Graber won a match in the consolation bracket, but bowed out of the tournament after a loss in the following match. He too had something to look forward to, although as a junior, unlike Rogan his next step isn’t college. For Graber, it was volunteering with his brother Joey at the NCAA Division I wrestling championships at Quicken Loans Arena in Cleveland.

"We got to set up the mats and be on the ground and see all of the good wrestlers," Graber said. "One of our coaches, Rae (McDonald), volunteered us we we taped the mats down and made sure they stayed in the right spots and we also checked people’s passes to make sure they were supposed to be where they were."

While Grbaer and his brother were told not to bother the wrestlers as they prepared for matches or moved through the lower levels of the arena, seeing competitors such as (Olympic gold medalist and Ohio State senior heavyweight) Kyle Snyder and Cornell freshman Yianni Diakomihalis compete left a lasting impression.

"We weren’t allowed to talk to them, but I saw Kyle Snyder and he’s a really big dude," Graber said. "Most of the guys that won, like Spencer Lee (Iowa) and Yianni Diakomihalis, they were really serious and intense and guys who didn’t place were taking it really hard."

Seeing that up close made Graber want to emulate that focused approach on the mat, something Rogan had to do through the pain of injury at the state championships. When he got hurt, he heard a pop and couldn’t stand up, so he knew the injury was serious.

After being helped to the back and examined, he was given crutches and told he couldn’t continue competing. Being on the mat without any of his teammates also competing was different, but didn’t bother him.

"I’m happy my last tournament was the state tournament. Everything happens for a reason and I’m going to be wrestling in college, so it wasn’t my last match," Rogan said. "I had my family around me so it wasn’t too different. My mom, dad and brothers came along with a few teammates. It’s a really big tournament and other schools have only one kid as well, so I felt comfortable."

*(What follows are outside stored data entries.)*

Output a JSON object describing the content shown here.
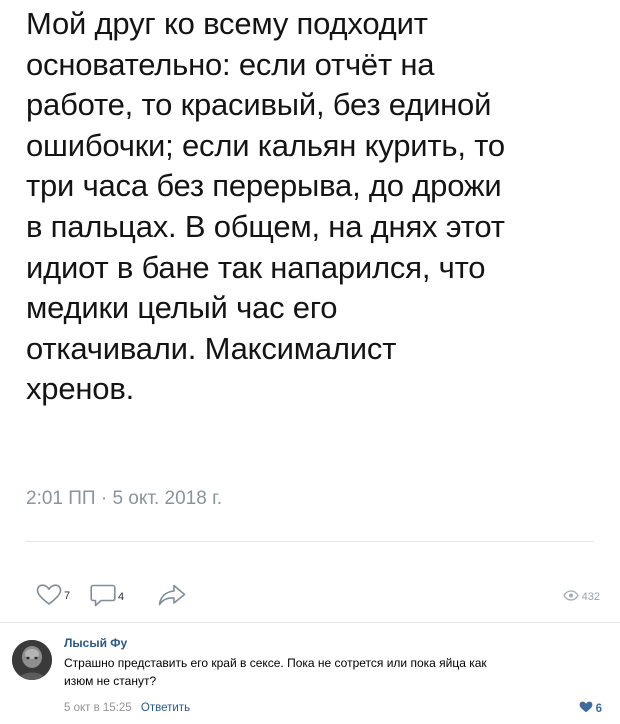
{
  "post": {
    "text_lines": [
      "Мой друг ко всему подходит",
      "основательно: если отчёт на",
      "работе, то красивый, без единой",
      "ошибочки; если кальян курить, то",
      "три часа без перерыва, до дрожи",
      "в пальцах. В общем, на днях этот",
      "идиот в бане так напарился, что",
      "медики целый час его",
      "откачивали. Максималист",
      "хренов."
    ],
    "timestamp": "2:01 ПП · 5 окт. 2018 г."
  },
  "actions": {
    "likes": "7",
    "comments": "4",
    "views": "432",
    "icons": {
      "like": "heart-outline-icon",
      "comment": "comment-bubble-icon",
      "share": "share-arrow-icon",
      "views": "eye-icon"
    },
    "icon_color": "#818c99"
  },
  "comment": {
    "author": "Лысый Фу",
    "text_lines": [
      "Страшно представить его край в сексе. Пока не сотрется или пока яйца как",
      "изюм не станут?"
    ],
    "date": "5 окт в 15:25",
    "reply_label": "Ответить",
    "likes": "6",
    "link_color": "#2a5885"
  }
}
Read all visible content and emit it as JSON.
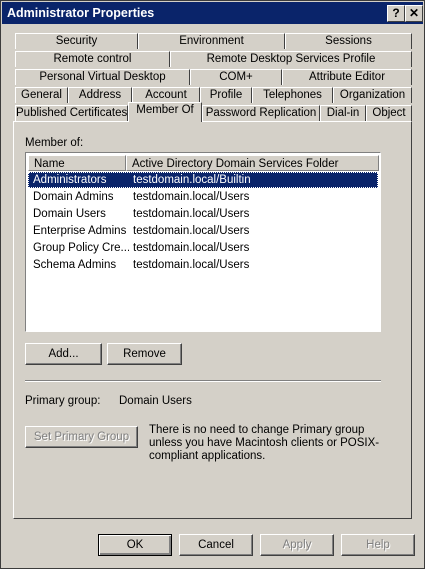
{
  "window": {
    "title": "Administrator Properties",
    "help_btn": "?",
    "close_btn": "✕"
  },
  "tabs": {
    "row1": [
      "Security",
      "Environment",
      "Sessions"
    ],
    "row2": [
      "Remote control",
      "Remote Desktop Services Profile"
    ],
    "row3": [
      "Personal Virtual Desktop",
      "COM+",
      "Attribute Editor"
    ],
    "row4": [
      "General",
      "Address",
      "Account",
      "Profile",
      "Telephones",
      "Organization"
    ],
    "row5": [
      "Published Certificates",
      "Member Of",
      "Password Replication",
      "Dial-in",
      "Object"
    ],
    "selected": "Member Of"
  },
  "member_of": {
    "label": "Member of:",
    "columns": [
      "Name",
      "Active Directory Domain Services Folder"
    ],
    "rows": [
      {
        "name": "Administrators",
        "folder": "testdomain.local/Builtin",
        "selected": true
      },
      {
        "name": "Domain Admins",
        "folder": "testdomain.local/Users"
      },
      {
        "name": "Domain Users",
        "folder": "testdomain.local/Users"
      },
      {
        "name": "Enterprise Admins",
        "folder": "testdomain.local/Users"
      },
      {
        "name": "Group Policy Cre...",
        "folder": "testdomain.local/Users"
      },
      {
        "name": "Schema Admins",
        "folder": "testdomain.local/Users"
      }
    ]
  },
  "buttons": {
    "add": "Add...",
    "remove": "Remove",
    "set_primary": "Set Primary Group",
    "ok": "OK",
    "cancel": "Cancel",
    "apply": "Apply",
    "help": "Help"
  },
  "primary_group": {
    "label": "Primary group:",
    "value": "Domain Users",
    "note": "There is no need to change Primary group unless you have Macintosh clients or POSIX-compliant applications."
  }
}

Having gone to Springfield for most of his life - he left the district to go to Copley in eighth grade before returning a couple of years later - and chasing a dream he’s had since sixth grade, Rogan enjoyed the special, pyrotechnic-enhanced entrance wrestlers received entering the floor of the area at the tournament and the energetic atmosphere at the state tournament most of all on the weekend.

His college options include John Carroll and Alderson Broaddus, but right now he’s still working on narrowing down the list.

Graber had plenty of support at the state tournament as well, with his family and brother both there for support. His drill partner, Tyler Kaminski, was an alternate for the state tournament but didn’t get to wrestle.

"I thought it was pretty cool, the collaboration of everything and how professional it was," Graber said.

The biggest crowds Graber wrestled in front of previously were the Medina Invitational and North Canton Holiday tournament, so being in front of thousands of fans at the state tournament was a very different setting, but he tried to tune out much of the noise because "if you think about it too much, you can get caught up in it."

Both Graber and Rogan were thrilled to be able to represent their respective schools at the state tournament and although they didn’t get to top the podium, they each walked away with memories and pride in how far they’d gone.